吉村昭の水の葬列は仏蘭西語で読みました。本当に感動な小説です。

J’ai lu Le convoi de l’eau d’Akira Yoshimura. C’est une nouvelle très émouvante.

J’avais ajouté ce livre à ma liste après avoir lu une très bonne critique dans le journal le Temps il y a de cela déjà un bon moment. Cette lecture a confirmé mon goût pour les nouvelles nippones : ici encore, j’aime le style fluide et dense, la narration concentrée sur l’essentiel. Le récit nous plonge dans les sentiments troubles d’un ouvrier exilé sur un chantier dans une vallée forestière perdue et nimbée dans les brumes. Si vous cherchez une histoire claire, avec un dénouement et des explications, passez votre chemin.

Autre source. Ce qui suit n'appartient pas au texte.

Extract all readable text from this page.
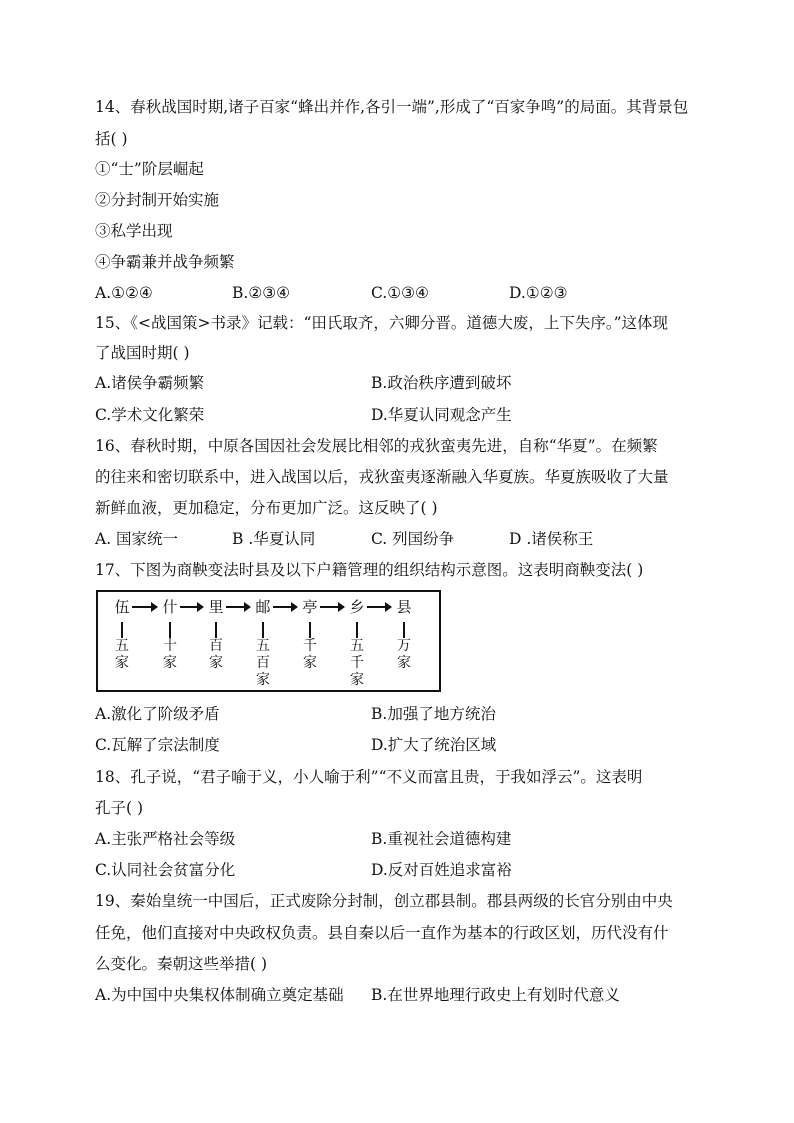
14、春秋战国时期,诸子百家“蜂出并作,各引一端”,形成了“百家争鸣”的局面。其背景包
括( )
①“士”阶层崛起
②分封制开始实施
③私学出现
④争霸兼并战争频繁
A.①②④	B.②③④	C.①③④	D.①②③
15、《<战国策>书录》记载：“田氏取齐，六卿分晋。道德大废，上下失序。”这体现
了战国时期( )
A.诸侯争霸频繁	B.政治秩序遭到破坏
C.学术文化繁荣	D.华夏认同观念产生
16、春秋时期，中原各国因社会发展比相邻的戎狄蛮夷先进，自称“华夏”。在频繁
的往来和密切联系中，进入战国以后，戎狄蛮夷逐渐融入华夏族。华夏族吸收了大量
新鲜血液，更加稳定，分布更加广泛。这反映了( )
A. 国家统一	B .华夏认同	C. 列国纷争	D .诸侯称王
17、下图为商鞅变法时县及以下户籍管理的组织结构示意图。这表明商鞅变法( )
伍 什 里 邮 亭 乡 县
五
家
十
家
百
家
五
百
家
千
家
五
千
家
万
家
A.激化了阶级矛盾	B.加强了地方统治
C.瓦解了宗法制度	D.扩大了统治区域
18、孔子说，“君子喻于义，小人喻于利”“不义而富且贵，于我如浮云”。这表明
孔子( )
A.主张严格社会等级	B.重视社会道德构建
C.认同社会贫富分化	D.反对百姓追求富裕
19、秦始皇统一中国后，正式废除分封制，创立郡县制。郡县两级的长官分别由中央
任免，他们直接对中央政权负责。县自秦以后一直作为基本的行政区划，历代没有什
么变化。秦朝这些举措( )
A.为中国中央集权体制确立奠定基础 B.在世界地理行政史上有划时代意义
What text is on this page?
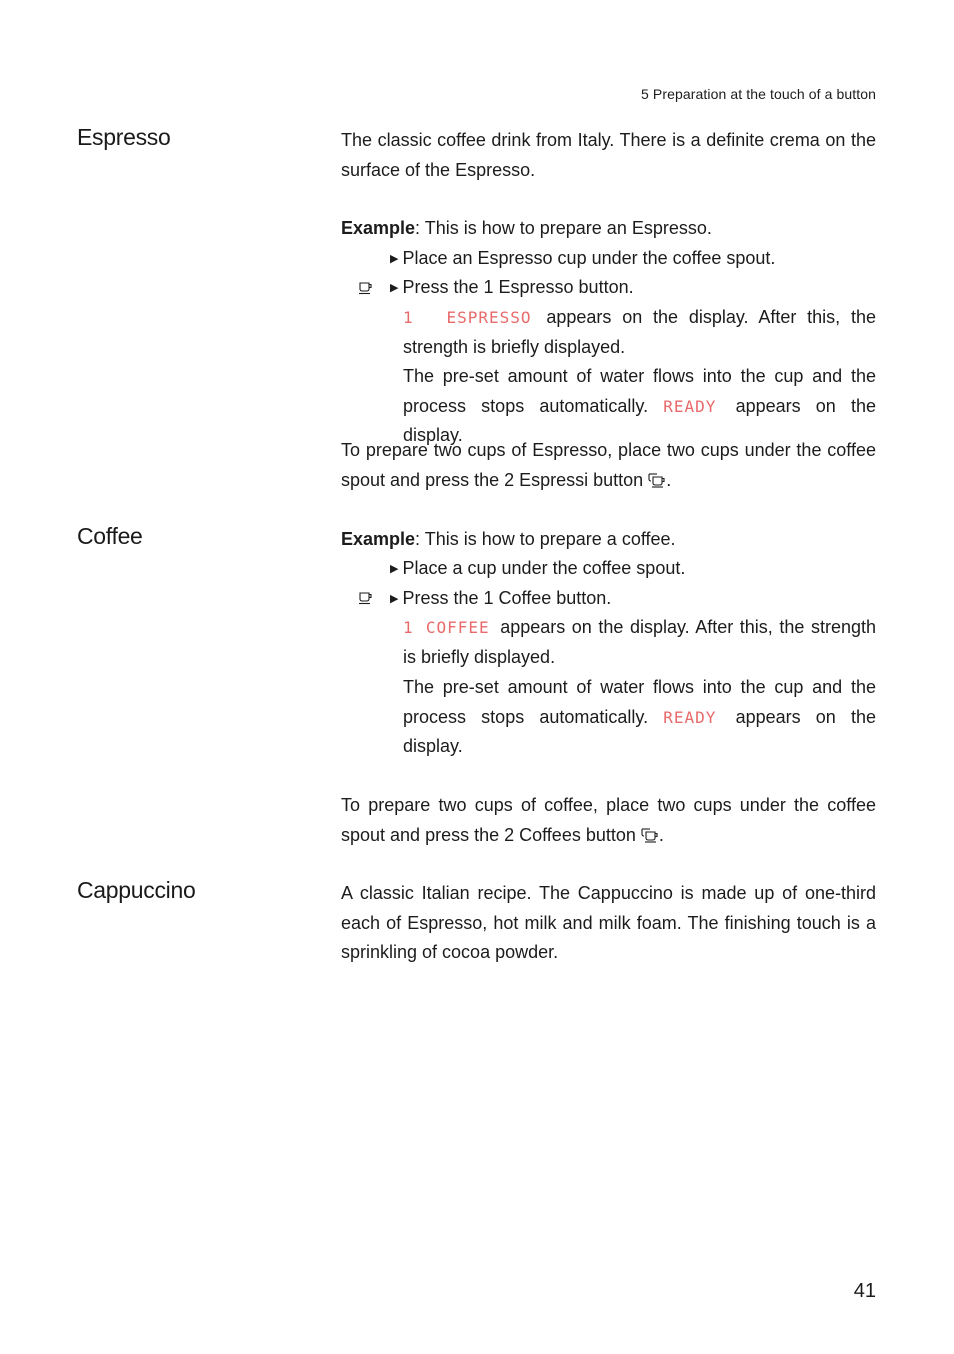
5 Preparation at the touch of a button
Espresso	The classic coffee drink from Italy. There is a definite crema on the surface of the Espresso.

Example: This is how to prepare an Espresso.

▶ Place an Espresso cup under the coffee spout.
▶ Press the 1 Espresso button.

1  ESPRESSO appears on the display. After this, the strength is briefly displayed.

The pre-set amount of water flows into the cup and the process stops automatically. READY appears on the display.

To prepare two cups of Espresso, place two cups under the coffee spout and press the 2 Espressi button .

Coffee	Example: This is how to prepare a coffee.

▶ Place a cup under the coffee spout.
▶ Press the 1 Coffee button.

1 COFFEE appears on the display. After this, the strength is briefly displayed.

The pre-set amount of water flows into the cup and the process stops automatically. READY appears on the display.

To prepare two cups of coffee, place two cups under the coffee spout and press the 2 Coffees button .

Cappuccino	A classic Italian recipe. The Cappuccino is made up of one-third each of Espresso, hot milk and milk foam. The finishing touch is a sprinkling of cocoa powder.

41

L’histoire suit la dynamique des saisons et de l’interface entre un village reculé et le chantier des ouvriers, chaque côté suivant sa logique propre et étrangère.

Le Convoi de l’Eau
Traduction : Yutaka Makino
Actes Sud
ISBN : 978-2-7427-7150-9

Je suis resté un long moment agrippé à la rambarde de la tour de guet, abattu. Devant mes yeux se succédaient les montagnes enneigées, indifférentes, en une étendue qui se déroulait à l’infini.